1) The Database of IPM Resources (DIR) is an information retrieval and referral system and a compendium of customized directories of worldwide IPM information resources accessible through the Internet. With DIR, one can quickly find the way to thousands of IPM information sites.
2) USDA’s Cooperative State Research, Education, and Extension Service (CSREES) has a National IPM Site from which you can access the complete Crop Profiles and Pest Management Strategic Plans databases, an IPM Expertise database, information on pesticide use, current pest management research, funding opportunities, the National IPM Projects database, and links to many related sites.
It also hosts four Regional Center Sites, where you can access the same information as found on this National Site, but specific to the individual region. Additional region-specific information, news and announcements can be found within each Regional Center’s Site: North Central: http://www.ncipmc.org/; Northeastern: http://neipmc.org/; Southern: http://www.sripmc.org/; Western: http://www.wrpmc.ucdavis.edu/
3) The NSF Center For Integrated Pest Management Site is the WWW information source from and about the National Science Foundation founded Industry/University Cooperative Research Center for Integrated Pest Management, located at North Carolina State University, Raleigh, NC.
4) Biointensive Integrated Pest Management is a National Sustainable Agriculture Information Service (ATTRA) publication which provides the rationale for biointensive Integrated Pest Management (IPM), outlines the concepts and tools of biointensive IPM, and suggests steps and provides informational resources for implementing IPM. It is targeted to individuals interested in agriculture at all levels. ATTRA also provides a useful IPM Practices Resource List with loads of great information.
5) The University of California Statewide IPM Program aims to help solve your pest management problems with UC’s best information, personalize it with interactive tools, or find out about pest management research and extension projects.
6) The Integrated Plant Protection Center is located at Oregon State University.
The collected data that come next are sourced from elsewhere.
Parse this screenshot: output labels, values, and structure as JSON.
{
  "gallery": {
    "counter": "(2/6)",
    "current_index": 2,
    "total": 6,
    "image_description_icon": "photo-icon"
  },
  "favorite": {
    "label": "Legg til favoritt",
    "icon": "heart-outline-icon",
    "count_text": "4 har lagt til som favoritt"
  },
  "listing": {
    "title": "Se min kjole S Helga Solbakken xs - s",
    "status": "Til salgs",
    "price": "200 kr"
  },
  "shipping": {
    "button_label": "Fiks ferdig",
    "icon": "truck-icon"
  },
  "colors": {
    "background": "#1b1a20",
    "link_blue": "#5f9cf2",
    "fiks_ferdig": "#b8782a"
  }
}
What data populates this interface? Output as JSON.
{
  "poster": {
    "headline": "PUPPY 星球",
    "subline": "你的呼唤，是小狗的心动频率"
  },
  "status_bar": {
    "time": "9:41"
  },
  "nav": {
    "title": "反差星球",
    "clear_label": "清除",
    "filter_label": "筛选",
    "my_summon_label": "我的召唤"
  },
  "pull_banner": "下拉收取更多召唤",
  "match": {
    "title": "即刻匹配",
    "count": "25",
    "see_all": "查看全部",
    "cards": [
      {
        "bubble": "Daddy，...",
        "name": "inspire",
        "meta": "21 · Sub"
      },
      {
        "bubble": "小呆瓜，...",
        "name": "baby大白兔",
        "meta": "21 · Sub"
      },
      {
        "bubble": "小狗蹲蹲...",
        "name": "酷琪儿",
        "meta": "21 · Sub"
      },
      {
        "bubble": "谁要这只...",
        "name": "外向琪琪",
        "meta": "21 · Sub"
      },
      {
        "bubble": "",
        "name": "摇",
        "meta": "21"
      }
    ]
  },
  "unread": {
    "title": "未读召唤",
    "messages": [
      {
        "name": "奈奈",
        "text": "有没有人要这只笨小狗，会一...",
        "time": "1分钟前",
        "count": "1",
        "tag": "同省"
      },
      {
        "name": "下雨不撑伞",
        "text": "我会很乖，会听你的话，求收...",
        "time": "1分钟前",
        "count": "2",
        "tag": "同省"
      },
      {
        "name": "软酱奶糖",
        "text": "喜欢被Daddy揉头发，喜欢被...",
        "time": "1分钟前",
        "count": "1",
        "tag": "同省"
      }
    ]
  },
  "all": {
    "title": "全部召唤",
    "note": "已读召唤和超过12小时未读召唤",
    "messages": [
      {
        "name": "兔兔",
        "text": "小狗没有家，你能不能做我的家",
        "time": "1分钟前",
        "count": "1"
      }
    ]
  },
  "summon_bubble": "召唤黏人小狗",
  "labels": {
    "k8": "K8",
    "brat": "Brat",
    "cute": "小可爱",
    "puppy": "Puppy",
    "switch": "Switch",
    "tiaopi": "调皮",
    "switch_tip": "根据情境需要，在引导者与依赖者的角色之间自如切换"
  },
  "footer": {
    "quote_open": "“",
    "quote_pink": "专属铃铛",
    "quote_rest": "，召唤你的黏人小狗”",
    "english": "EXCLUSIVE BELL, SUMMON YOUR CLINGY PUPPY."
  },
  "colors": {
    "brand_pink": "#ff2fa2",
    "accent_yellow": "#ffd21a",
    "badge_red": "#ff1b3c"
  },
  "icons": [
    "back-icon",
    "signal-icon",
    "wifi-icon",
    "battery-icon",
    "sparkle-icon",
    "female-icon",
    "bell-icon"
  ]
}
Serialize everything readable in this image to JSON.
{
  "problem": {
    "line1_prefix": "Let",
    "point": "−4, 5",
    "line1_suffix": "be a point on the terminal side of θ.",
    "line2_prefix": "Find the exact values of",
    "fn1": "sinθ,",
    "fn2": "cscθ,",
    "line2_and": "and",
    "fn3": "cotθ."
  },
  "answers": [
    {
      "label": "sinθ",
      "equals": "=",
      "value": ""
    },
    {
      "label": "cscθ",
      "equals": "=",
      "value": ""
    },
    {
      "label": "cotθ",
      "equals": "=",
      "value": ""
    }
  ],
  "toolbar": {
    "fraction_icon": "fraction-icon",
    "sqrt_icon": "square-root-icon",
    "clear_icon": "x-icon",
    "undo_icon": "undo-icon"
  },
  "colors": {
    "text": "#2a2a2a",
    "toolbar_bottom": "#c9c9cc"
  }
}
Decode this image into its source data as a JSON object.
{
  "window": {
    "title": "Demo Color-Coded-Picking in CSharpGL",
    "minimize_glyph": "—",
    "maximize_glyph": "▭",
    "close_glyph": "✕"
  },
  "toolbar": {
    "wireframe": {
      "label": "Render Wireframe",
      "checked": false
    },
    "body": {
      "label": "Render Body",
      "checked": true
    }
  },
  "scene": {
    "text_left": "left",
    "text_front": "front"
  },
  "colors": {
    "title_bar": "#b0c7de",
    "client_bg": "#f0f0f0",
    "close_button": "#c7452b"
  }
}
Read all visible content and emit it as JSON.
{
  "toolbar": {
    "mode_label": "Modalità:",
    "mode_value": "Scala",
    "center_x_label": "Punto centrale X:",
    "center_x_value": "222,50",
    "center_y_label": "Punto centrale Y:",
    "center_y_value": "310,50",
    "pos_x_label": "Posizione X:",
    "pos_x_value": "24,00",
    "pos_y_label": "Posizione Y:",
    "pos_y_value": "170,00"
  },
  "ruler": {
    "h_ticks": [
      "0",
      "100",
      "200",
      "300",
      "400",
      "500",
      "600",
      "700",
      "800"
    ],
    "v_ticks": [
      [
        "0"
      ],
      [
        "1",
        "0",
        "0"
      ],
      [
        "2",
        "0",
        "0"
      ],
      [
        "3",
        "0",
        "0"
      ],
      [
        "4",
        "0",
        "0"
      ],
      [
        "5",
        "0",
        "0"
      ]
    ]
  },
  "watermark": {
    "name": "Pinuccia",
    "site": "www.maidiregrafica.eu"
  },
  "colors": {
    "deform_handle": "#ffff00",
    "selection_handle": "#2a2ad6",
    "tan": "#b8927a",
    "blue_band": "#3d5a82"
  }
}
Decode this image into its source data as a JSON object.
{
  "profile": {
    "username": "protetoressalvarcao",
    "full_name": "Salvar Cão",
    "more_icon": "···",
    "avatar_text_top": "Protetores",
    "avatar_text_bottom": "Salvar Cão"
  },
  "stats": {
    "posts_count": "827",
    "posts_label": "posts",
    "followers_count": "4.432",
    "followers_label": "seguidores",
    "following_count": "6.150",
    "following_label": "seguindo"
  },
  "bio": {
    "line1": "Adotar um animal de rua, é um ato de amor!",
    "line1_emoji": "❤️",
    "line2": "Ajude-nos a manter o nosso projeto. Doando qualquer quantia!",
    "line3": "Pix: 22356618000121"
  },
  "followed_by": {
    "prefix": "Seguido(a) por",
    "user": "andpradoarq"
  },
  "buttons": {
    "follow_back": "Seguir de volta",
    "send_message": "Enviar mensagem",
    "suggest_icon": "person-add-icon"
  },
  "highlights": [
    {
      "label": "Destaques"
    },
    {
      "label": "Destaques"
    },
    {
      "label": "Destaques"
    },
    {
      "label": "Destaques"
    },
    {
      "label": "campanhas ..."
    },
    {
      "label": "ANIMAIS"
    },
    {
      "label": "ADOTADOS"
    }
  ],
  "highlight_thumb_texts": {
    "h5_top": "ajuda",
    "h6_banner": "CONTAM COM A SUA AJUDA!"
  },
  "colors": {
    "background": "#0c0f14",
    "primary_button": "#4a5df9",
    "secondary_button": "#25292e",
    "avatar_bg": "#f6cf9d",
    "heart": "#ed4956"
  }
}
It’s goals are to improve agricultural sustainability and food security in Oregon, the Pacific Northwest and beyond by developing and delivering state-of-the-science IPPM systems in collaboration with their stakeholders. They also publish an IPM Resource Guide with useful information for growers.
7) Pest Resources Online (The Northeastern IPM Center) is a site which provides pest management information useful for New Englanders.
9) Michigan State University Integrated Pest Management Resources provides information about how to use IPM to manage and identify insects, diseases, nematodes, and weeds, & provides alerts, publications, training, and reports.
10) The Bio-Integral Resource Center is a membership organization which specializes in finding IPM solutions to urban and agricultural pest problems. It’s members receive the latest IPM research information through its journals: the IPM Practitioner and Common Sense Pest Control Quarterly.